Wine Labels


I love wine labels, and admit that I have purchased a bottle or two based entirely on the label design. Sometimes that worked out well, but there were other times… well, let’s just say their investment in marketing paid off – at least for the sale of that one bottle anyway! Fortunately this isn’t usually my primary criteria for purchasing wine, but it does add a little excitement to the purchase.

Many decades back, when the shelves of your local wine store were dominated by Old World wines, you had to know your geography in order to know exactly what you were drinking. The labels primarily stated who made the wine, where it was from, the vintage and whether it was red or white. That bottle of vin rouge from France could have contained any of a wide variety of grapes if you didn’t understand the terminology on the label and regions in which it was produced. Unless you know what grape varieties are grown in the Southern Rhone, that bottle of Côtes du Rhône would be a mystery wine. (See below for what is actually in this bottle.)

Fast forward to today when the shelves are equally balanced between Old and New World wines, the process of grabbing your favourite bottle of Pinot Grigio is far easier. With most New World wines of a single grape variety, the name is right on the label. Even some blends will have that on the front label, with the dominant variety being the first stated, as with the Campbells Shiraz/Durif (90% Shiraz / 10% Durif).
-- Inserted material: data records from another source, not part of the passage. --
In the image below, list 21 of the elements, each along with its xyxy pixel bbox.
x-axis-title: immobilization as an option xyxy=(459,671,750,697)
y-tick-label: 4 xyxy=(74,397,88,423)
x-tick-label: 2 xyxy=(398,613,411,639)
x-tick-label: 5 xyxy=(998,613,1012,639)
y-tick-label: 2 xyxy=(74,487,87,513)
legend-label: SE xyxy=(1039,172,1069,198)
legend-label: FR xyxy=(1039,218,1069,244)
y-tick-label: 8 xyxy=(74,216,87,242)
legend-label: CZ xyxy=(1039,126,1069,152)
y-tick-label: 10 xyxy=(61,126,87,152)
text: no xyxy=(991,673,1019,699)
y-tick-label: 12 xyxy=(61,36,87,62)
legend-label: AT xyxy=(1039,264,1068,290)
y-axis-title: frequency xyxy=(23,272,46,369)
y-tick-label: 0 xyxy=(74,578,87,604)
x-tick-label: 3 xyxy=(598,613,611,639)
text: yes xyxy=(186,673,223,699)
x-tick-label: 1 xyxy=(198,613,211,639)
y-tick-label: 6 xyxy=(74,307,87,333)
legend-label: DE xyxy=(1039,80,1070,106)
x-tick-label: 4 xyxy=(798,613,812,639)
But with the proliferation of New World wines on the shelves, producers are having to become more and more creative in their labeling and branding to stand out from the crowd, especially those from new or lesser known wineries. Some even go as far as creating a complete ‘lifestyle’ around their brand, including special events. My current favourite in this category is ‘Ladies who Shoot their Lunch’, which even has its own branded website apart from the main Fowles Wine brand. The site not only includes information on the wines, but scheduled tasting events, food pairing & recipes, and an option to join their mailing list under the guise of The Hunt Club. Top marks should go to their marketing team for innovation.

On the other end of the spectrum, and yet still standing out for its simple and creative design is Charles Smith Family Wines / K Vintners. Your basic Pinot Grigio is highlit as just that – Vino Pinot Grigio. (Although in this case, the Pinot in the bottle is anything but basic – bursting with so much flavour you’d be forgiven for thinking you’d picked up a Gewürztraminer or Torrontes.) Charles Smith carries this theme throughout his range of wines, with similar black & white graphics and names like Kung Fu Girl Riesling, Boom Boom! Syrah, Eve Chardonnay and The Velvet Devil Merlot.

Although my current wine purchases revolve around far more than what’s on the label, the constant changes in names and labels designed to grab your attention makes for an interesting wander down the isles of your local wine store. And for those of you who are curious, that Côtes du Rhône will generally be a blend of Grenache, Syrah and Mourvèdre. And at $15.95 CDN makes for a great every day French red.


Semantics in wine…

Exploring the world of wine is like learning a whole new language, one in which not only are some of the words completely unfamiliar, but even some of the familiar ones are now attached to properties that do not initially make a whole lot of sense. How can a drink that is made from fermented grape juice smell like a cigar box or coffee beans? When thinking of drinking a glass of red wine, it’s hard to imagine that the smell of the forest floor or leather is going to enhance the experience. But yes, these words and smells are often there, even if initially hard to discern, and if you work hard at it, maybe one day you too will be able to find them. Whether that will add to your enjoyment of the wine is a personal experience. It will certainly add to your vocabulary.

In my early exposure to the study of wine I discovered three words that I needed to modify my use of. Those three words are ‘I don’t like…’ followed by either a country, region or particular wine. “I don’t like Chardonnay” or “…Pinot Noir” were two of mine, and just a few days back I heard from a colleague “I don’t like Italian wines”, although to her credit she was quick to qualify that, stating it was more out of lack of knowledge or what is actually available locally from that country.

So what’s wrong with those three words? Primarily that it is a huge generalization, setting one up to be proven wrong very easily. Even just a few weeks into my wine studies, I discovered that a French Syrah could taste different just from one small region to the next! And given that there are literally thousands of wineries throughout the world, it would be virtually impossible to make a realistic statement beginning with ‘I don’t like…’ in the above context.

One of my goals in this blog is to encourage my readers to explore the world of wine. Don’t give up on a particular wine or country after one just one bottle. If you don’t like that bottle of Chardonnay, try one from another region or country. A Sauvignon Blanc from New Zealand tastes completely different from a Sauvignon Blanc from France. If you have found you don’t like ‘Italian’ wines, try one from a completely different part of the country. A wine from Southern Italy can taste completely different to a wine from the North, even when using the same grape variety.

So how did I personally modifying those three words ‘I don’t like’? Well, it now reads ‘I have yet to find a (insert wine / country) that I like’, which leaves it open for me to keep exploring until I eventually find one that I do like. And I encourage you to do the same.